I shrugged. “I really don’t care about the details,” I promised them. “I don’t need to know what each person did or wanted to do. If you girls tell me someone’s bad news, then I trust your judgment.”

“I’m putting Cheryl on the list,” Gina said. “I’m sorry Tricia, but after what she did, she doesn’t get within ten feet of him again.”

She nodded. “Yeah, I don’t think that she should talk to Matt any time soon,” she agreed.

“She’s still a mess?” I asked delicately. I didn’t want to pry for information, but I also wanted to make sure that she was getting help and other than her problems with me, she was doing okay.

“She called me after she left here last night. I’m not sure that you want her around ever at this point. She’s refusing to see you as anything but a villain at this point.”

I nodded. ‘Just another brick in the wall, ‘ I thought bleakly. I took a breath and let it our before speaking. “That’ll hurt her some day,” I predicted. “Dr. Gionetti will eventually get through to her and start cleaning up the damage in her head. Then she’ll realize how badly things ended. She’ll likely need her friends more than ever at that point.”

Tricia nodded and the look on her face told me there was more. “That’s not the worst of what you have to tell me though, is it?” I asked her.

She shook her head. “She won’t see Dr. Gionetti since you know her,” she said.

That made me deeply worried for her, her baby and Tricia. “Is she looking for another counselor?” I asked.

“No, she says she knows what happened and she’s not talking to a stranger about it,” she winced, waiting for my reaction.

I ran my hands through my hair and closed my eyes. “Okay!” I said finally, putting my hands down and shrugging. “That’s her choice and her decision. She’s on the list though. No contact whatsoever. I don’t want to talk to her, see her or receive notes from her. I’ll block her on all my social media tonight and I’ll cut her out of the support group. I’ll send out an email to the other girls and let them know.”

“Let us handle that part,” Beck said. “We’ll do it face to face.”

I nodded. “I have just one more thing to say about Cheryl.
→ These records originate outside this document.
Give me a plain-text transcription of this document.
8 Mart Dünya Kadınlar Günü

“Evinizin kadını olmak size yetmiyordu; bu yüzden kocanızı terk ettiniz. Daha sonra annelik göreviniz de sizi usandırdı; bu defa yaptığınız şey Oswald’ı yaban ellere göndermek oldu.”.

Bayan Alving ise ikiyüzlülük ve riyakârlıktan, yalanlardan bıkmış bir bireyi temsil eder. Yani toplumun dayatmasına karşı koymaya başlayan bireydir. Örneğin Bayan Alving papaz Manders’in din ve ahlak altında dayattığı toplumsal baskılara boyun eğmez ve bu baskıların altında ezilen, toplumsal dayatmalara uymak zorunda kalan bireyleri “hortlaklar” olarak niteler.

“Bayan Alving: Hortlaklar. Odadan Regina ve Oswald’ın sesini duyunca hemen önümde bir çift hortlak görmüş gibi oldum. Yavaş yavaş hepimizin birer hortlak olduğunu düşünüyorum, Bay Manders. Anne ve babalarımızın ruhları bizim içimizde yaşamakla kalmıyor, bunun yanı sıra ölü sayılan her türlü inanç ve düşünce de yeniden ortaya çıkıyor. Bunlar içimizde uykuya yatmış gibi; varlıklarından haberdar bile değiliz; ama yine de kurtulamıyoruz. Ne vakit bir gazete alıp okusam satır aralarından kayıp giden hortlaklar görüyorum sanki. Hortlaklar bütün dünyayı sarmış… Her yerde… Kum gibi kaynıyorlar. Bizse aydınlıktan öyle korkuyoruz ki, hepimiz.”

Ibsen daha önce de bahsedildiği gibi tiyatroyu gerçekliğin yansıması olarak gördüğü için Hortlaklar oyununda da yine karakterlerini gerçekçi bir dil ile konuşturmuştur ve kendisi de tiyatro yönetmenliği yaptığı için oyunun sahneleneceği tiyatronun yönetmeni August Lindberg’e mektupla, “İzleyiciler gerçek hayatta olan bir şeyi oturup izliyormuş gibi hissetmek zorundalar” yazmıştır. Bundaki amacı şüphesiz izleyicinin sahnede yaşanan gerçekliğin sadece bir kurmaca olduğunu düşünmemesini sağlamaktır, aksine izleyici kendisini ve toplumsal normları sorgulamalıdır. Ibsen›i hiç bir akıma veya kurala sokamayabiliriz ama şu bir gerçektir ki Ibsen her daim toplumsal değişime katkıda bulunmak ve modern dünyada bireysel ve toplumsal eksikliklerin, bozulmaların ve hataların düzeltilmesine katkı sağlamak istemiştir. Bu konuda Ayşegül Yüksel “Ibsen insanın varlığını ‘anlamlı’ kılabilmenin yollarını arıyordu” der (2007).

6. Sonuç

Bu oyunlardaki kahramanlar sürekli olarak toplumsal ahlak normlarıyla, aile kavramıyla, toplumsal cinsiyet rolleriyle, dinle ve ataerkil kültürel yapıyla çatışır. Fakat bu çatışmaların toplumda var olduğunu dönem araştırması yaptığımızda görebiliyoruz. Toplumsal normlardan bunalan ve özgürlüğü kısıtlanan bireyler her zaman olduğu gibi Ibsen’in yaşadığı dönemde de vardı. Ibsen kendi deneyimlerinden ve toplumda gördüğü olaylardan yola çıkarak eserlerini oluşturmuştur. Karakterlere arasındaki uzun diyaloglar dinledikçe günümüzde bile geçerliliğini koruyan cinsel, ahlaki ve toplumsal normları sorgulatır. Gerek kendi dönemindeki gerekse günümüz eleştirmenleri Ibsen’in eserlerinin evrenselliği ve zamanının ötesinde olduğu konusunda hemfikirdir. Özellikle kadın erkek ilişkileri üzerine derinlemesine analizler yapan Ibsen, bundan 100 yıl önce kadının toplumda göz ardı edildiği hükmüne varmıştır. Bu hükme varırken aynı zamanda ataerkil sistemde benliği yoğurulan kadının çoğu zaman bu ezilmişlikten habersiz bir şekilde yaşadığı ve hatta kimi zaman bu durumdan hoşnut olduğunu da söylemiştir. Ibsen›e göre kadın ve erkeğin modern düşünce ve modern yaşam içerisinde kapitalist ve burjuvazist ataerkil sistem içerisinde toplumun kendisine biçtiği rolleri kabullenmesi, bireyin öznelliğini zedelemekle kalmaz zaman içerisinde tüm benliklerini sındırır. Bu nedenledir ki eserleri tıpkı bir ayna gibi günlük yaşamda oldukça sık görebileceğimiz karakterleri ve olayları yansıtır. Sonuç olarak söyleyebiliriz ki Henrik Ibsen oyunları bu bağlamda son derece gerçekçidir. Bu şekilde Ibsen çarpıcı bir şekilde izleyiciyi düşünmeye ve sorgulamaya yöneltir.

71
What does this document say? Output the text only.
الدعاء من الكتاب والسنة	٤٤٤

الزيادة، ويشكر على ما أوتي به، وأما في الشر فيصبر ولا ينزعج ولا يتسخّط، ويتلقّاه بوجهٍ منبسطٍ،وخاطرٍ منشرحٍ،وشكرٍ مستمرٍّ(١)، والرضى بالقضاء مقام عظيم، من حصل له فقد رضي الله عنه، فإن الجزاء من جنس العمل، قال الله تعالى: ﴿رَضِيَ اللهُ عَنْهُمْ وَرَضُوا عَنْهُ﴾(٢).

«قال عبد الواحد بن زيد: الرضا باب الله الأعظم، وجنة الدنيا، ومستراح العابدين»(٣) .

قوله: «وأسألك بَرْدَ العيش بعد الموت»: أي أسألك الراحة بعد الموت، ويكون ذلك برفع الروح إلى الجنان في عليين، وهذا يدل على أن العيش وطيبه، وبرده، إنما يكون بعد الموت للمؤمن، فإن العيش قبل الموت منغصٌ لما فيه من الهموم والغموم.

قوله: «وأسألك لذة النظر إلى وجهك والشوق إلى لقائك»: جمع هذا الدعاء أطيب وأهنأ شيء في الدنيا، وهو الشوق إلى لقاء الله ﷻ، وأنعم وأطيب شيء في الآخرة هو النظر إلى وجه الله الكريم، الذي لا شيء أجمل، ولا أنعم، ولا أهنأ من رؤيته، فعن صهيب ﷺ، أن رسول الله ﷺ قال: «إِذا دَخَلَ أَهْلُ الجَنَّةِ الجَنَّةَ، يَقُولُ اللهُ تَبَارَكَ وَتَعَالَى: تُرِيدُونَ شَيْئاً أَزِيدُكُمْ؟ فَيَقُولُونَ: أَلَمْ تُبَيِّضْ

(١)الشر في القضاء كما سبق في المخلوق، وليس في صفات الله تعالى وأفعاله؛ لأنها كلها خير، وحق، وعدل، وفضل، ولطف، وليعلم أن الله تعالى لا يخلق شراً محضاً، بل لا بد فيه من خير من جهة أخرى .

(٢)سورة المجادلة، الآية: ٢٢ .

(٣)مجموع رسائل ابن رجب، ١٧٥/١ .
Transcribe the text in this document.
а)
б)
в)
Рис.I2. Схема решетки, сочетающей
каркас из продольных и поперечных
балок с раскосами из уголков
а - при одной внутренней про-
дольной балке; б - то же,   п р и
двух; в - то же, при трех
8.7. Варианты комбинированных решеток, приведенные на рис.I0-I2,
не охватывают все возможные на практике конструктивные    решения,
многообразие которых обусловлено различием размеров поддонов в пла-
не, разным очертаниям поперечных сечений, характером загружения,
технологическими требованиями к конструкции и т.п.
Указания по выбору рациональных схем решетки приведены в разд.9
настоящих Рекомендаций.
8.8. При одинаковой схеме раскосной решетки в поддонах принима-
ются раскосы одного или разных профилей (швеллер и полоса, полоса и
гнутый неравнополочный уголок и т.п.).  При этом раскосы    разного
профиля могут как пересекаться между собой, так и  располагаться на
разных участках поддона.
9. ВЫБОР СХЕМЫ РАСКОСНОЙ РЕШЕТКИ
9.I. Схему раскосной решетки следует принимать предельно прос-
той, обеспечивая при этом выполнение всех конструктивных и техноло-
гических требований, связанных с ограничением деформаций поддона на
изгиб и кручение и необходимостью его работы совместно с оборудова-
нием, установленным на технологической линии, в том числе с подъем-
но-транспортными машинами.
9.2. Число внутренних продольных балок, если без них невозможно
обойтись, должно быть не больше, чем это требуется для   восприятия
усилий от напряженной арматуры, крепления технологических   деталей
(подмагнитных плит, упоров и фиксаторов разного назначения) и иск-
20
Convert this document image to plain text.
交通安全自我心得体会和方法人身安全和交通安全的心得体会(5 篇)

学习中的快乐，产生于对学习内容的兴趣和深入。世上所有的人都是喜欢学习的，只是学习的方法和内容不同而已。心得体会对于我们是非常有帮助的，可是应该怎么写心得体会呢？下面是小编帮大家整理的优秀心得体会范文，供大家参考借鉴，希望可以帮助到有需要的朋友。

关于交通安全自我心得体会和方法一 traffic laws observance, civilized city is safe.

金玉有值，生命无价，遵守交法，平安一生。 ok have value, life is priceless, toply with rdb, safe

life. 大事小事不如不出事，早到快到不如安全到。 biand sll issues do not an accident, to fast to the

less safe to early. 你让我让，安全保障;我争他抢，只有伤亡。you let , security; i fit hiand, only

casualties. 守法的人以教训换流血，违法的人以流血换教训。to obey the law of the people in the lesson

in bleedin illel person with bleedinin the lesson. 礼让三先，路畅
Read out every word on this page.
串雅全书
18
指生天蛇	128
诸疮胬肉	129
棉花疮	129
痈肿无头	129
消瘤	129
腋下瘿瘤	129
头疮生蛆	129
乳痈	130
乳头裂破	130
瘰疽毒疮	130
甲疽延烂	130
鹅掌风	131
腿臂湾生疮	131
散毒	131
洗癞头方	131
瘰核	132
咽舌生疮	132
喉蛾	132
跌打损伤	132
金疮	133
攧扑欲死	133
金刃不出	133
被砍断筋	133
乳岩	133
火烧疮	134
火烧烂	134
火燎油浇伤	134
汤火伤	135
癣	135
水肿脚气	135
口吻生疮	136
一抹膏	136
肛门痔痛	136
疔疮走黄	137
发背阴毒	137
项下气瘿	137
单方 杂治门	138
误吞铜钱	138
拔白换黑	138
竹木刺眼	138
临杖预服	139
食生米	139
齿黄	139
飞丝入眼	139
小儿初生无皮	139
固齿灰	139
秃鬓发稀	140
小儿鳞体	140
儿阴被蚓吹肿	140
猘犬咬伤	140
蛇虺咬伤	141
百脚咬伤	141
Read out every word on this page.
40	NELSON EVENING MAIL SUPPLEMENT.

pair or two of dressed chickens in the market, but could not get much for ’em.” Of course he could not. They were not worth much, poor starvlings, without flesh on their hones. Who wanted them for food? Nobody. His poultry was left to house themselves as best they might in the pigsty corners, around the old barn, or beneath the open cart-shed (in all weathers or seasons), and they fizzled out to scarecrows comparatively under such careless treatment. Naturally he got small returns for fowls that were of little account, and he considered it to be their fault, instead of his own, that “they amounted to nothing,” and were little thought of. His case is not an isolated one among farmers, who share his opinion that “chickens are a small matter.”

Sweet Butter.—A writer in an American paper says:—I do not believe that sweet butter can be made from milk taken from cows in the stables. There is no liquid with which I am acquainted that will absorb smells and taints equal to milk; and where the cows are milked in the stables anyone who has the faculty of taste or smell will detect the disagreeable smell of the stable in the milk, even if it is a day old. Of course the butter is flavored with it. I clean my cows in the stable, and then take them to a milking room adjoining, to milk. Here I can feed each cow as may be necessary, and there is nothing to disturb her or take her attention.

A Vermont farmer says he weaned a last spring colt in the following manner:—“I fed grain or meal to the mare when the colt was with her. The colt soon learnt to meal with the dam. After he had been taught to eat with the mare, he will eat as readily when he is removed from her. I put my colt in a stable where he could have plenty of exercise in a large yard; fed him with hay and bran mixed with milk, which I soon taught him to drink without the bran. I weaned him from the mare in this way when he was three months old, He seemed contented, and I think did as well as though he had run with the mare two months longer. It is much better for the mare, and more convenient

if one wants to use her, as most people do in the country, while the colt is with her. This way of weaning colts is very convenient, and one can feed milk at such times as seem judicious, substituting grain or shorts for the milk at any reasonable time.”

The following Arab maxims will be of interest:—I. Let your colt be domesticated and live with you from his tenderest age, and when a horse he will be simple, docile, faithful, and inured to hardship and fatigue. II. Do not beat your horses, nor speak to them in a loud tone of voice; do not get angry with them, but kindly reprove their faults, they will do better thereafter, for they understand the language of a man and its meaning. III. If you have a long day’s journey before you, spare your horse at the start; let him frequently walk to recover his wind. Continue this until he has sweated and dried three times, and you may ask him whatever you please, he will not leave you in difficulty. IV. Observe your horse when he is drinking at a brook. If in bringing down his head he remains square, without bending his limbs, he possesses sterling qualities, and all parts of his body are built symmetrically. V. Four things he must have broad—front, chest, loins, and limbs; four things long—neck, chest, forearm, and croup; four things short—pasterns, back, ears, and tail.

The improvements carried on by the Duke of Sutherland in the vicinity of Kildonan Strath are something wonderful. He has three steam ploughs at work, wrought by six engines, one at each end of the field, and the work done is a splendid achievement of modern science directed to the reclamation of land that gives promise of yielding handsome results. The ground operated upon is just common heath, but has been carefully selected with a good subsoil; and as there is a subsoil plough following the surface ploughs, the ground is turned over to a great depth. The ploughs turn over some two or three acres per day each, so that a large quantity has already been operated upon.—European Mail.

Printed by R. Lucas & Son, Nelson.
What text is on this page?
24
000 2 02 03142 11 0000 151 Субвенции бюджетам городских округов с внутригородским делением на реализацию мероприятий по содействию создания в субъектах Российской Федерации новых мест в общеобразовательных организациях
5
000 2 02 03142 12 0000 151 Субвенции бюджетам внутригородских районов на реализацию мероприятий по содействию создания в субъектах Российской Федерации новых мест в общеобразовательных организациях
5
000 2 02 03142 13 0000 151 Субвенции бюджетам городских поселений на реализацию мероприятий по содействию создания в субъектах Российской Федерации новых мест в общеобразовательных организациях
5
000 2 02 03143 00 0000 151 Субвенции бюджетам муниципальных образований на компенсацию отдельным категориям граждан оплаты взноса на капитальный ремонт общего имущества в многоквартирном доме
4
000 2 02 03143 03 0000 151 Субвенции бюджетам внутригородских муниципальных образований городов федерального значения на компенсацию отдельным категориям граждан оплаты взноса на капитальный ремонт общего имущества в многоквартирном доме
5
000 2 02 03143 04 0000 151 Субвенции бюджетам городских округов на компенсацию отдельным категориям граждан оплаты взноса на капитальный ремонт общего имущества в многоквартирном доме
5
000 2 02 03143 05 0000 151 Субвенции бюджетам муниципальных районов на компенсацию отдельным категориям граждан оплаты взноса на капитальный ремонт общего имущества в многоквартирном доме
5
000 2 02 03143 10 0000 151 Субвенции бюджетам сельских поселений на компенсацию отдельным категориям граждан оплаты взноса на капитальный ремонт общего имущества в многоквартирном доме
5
I’m worried about you Tricia. She’s not well. She’s capable of seeing me as an enemy, she may come to view you with suspicion. Try not to let your guard down around her. Honestly, I’d prefer to keep you far away from her, but I don’t control you or who your friends are, so I’m not even going to ask you to. Just be careful. Carry your pepper-spray when you’re at her place and be aware that she’s unbalanced and not willing to get help.”

She nodded. This made her miserable being caught in the middle and I hated that. “As of now, we don’t talk about Cheryl. It’s fine to mention that she’s on the list of people that don’t get access to me, but we don’t ask Tricia for information, we ask her not to give Cheryl any on us and we generally pretend like she doesn’t exist. That sound good to everyone?”

“It sounds fine to me,” Lana said and Tricia relaxed a little bit.

“I don’t think there’ll be any problems,” she said. “Thanks for not asking me to choose.”

I nodded. “That would have been a shitty thing to do to you,” I said. “I try to be better than that.”

I decided we needed a change of topics and told them about Saturday. I invited Jessie to come along.

“What’s the occasion?” she asked brightly.

“My father’s meeting someone new and wants some support,” I said lightly.

“So you’re gonna bring all your girls and me?” she asked. “That’s not gonna be weird at all.”